支店長を増長させる「事なかれ主義」
なぜ銀行員は「ひとりよがり」と思えるマナーを守るのか。それを理解するには、銀行員の性質をもう少し知る必要があるでしょう。
銀行員の人生において最初の目標は、支店長になること。その次は取締役。その次は経営会議のメンバーである常務。そして最後はトップである頭取を目指します。出世の入り口といえる支店長は、まさに一国一城の主です。本店からは、その支店で何をやっているのか、支店長がどう振る舞っているのか、まったく見えません。支店長は、支店では神様みたいなものです。
私は87年4月に、渋谷東口支店に支店長として赴任しました。ある打ち上げの席で部下から「前の支店長と全然違います」と言われました。なんでも前任の支店長は打ち上げで、あらかじめ全員集合させておくだけでなく、部屋の中で待つことすら許さず、全員を部屋の外に立たせていました。そして支店長が到着すると、全員で頭を下げて「今日はごちそうになります!」と言わせていたそうです。
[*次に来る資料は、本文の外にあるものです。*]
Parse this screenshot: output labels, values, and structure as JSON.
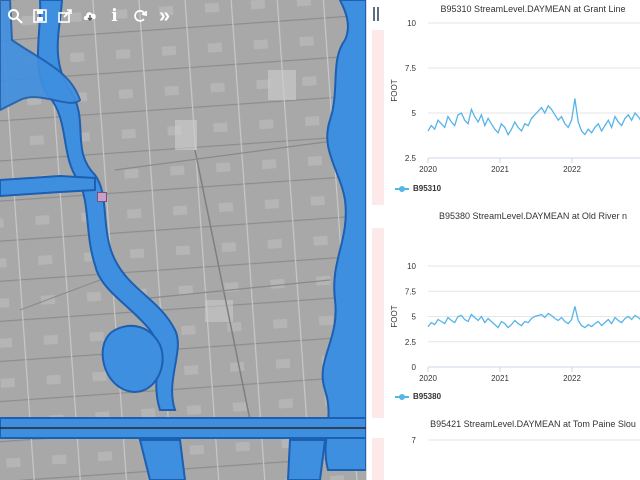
{
  "toolbar": {
    "buttons": [
      {
        "icon": "search-icon"
      },
      {
        "icon": "save-icon"
      },
      {
        "icon": "export-icon"
      },
      {
        "icon": "cloud-download-icon"
      },
      {
        "icon": "info-icon"
      },
      {
        "icon": "refresh-icon"
      },
      {
        "icon": "expand-icon"
      }
    ],
    "info_glyph": "i",
    "expand_glyph": "»"
  },
  "colors": {
    "water": "#3f8fe0",
    "water_edge": "#1d5fb0",
    "series": "#56b4e9",
    "marker": "#c9a0c8"
  },
  "charts": [
    {
      "title": "B95310 StreamLevel.DAYMEAN at Grant Line",
      "ylabel": "FOOT",
      "legend": "B95310",
      "chart_data": {
        "type": "line",
        "x_ticks": [
          "2020",
          "2021",
          "2022",
          "2"
        ],
        "y_ticks": [
          "10",
          "7.5",
          "5",
          "2.5"
        ],
        "ylim": [
          2.5,
          10
        ],
        "series": [
          {
            "name": "B95310",
            "values": [
              4.0,
              4.3,
              4.1,
              4.6,
              4.4,
              4.2,
              4.8,
              4.5,
              4.3,
              4.9,
              5.0,
              4.6,
              4.4,
              5.2,
              4.8,
              4.5,
              4.9,
              4.3,
              4.7,
              4.4,
              4.1,
              3.9,
              4.4,
              4.2,
              3.8,
              4.1,
              4.5,
              4.2,
              4.0,
              4.4,
              4.3,
              4.7,
              4.9,
              5.1,
              5.3,
              5.0,
              5.4,
              5.2,
              4.9,
              4.6,
              4.8,
              4.4,
              4.2,
              4.6,
              5.8,
              4.5,
              4.0,
              3.8,
              4.1,
              3.9,
              4.2,
              4.4,
              4.0,
              4.3,
              4.6,
              4.2,
              4.8,
              4.5,
              4.3,
              4.7,
              4.9,
              4.6,
              5.0,
              4.8,
              4.5,
              4.9
            ]
          }
        ]
      }
    },
    {
      "title": "B95380 StreamLevel.DAYMEAN at Old River n",
      "ylabel": "FOOT",
      "legend": "B95380",
      "chart_data": {
        "type": "line",
        "x_ticks": [
          "2020",
          "2021",
          "2022",
          "2"
        ],
        "y_ticks": [
          "10",
          "7.5",
          "5",
          "2.5",
          "0"
        ],
        "ylim": [
          0,
          10
        ],
        "series": [
          {
            "name": "B95380",
            "values": [
              4.0,
              4.4,
              4.2,
              4.7,
              4.5,
              4.3,
              4.9,
              4.6,
              4.4,
              5.0,
              5.1,
              4.7,
              4.5,
              5.2,
              4.9,
              4.6,
              5.0,
              4.4,
              4.8,
              4.5,
              4.2,
              3.9,
              4.5,
              4.3,
              3.9,
              4.2,
              4.6,
              4.3,
              4.1,
              4.5,
              4.4,
              4.8,
              5.0,
              5.1,
              5.2,
              4.9,
              5.3,
              5.1,
              4.8,
              4.6,
              4.9,
              4.5,
              4.3,
              4.7,
              6.0,
              4.6,
              4.1,
              3.9,
              4.2,
              4.0,
              4.3,
              4.5,
              4.1,
              4.4,
              4.7,
              4.3,
              4.9,
              4.6,
              4.4,
              4.8,
              5.0,
              4.7,
              5.1,
              4.9,
              4.6,
              5.0
            ]
          }
        ]
      }
    },
    {
      "title": "B95421 StreamLevel.DAYMEAN at Tom Paine Slou",
      "ylabel": "",
      "legend": "",
      "chart_data": {
        "type": "line",
        "x_ticks": [],
        "y_ticks": [
          "7"
        ],
        "ylim": [
          0,
          7
        ],
        "series": []
      }
    }
  ]
}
滑稽なことですが、触らぬ神に祟りなし。支店長がそう望めば、部下は率先して動いてしまう。銀行員の本質とは「事なかれ主義」なのです。
「長幼の序」を破れば出世の道は閉ざされる
私はそんな振る舞いをしたくなかったし、できませんでした。ただ、銀行員の規範のなかで、「初歩の初歩」といえるものは守るようにしていました。それは入行年次と出身大学を覚えることです。銀行では1つでも年次が上であれば、相手は先輩となり、絶対服従です。「長幼の序」は絶対に守らなければいけません。
銀行員にとって、年次がどれほど重要なのか、よくわかるエピソードがあります。住友銀行副頭取や住友不動産社長を歴任した安藤太郎さんと、「住友銀行の天皇」と呼ばれた元会長の磯田一郎さんの話です。年次は安藤さんが1つ上、つまり銀行では先輩になります。しかしあるとき、磯田さんは安藤さんを「安藤君」と呼んだことがあり、それに対し安藤さんは長年腹を立てていたそうです。
「呼び方ぐらいで大人げない」というのが世間の感覚なんだろうと思いますが、銀行員の感覚ではあり得ない所業です。役職に、はっきりとした差がある場合は別ですが、立場が微妙なときは、長幼の序をしっかりとわきまえないと痛い目に遭います。たとえ同じ専務でも年次が上の人を立てないと、「あいつはわかっていない」とバツがつく世界なのです。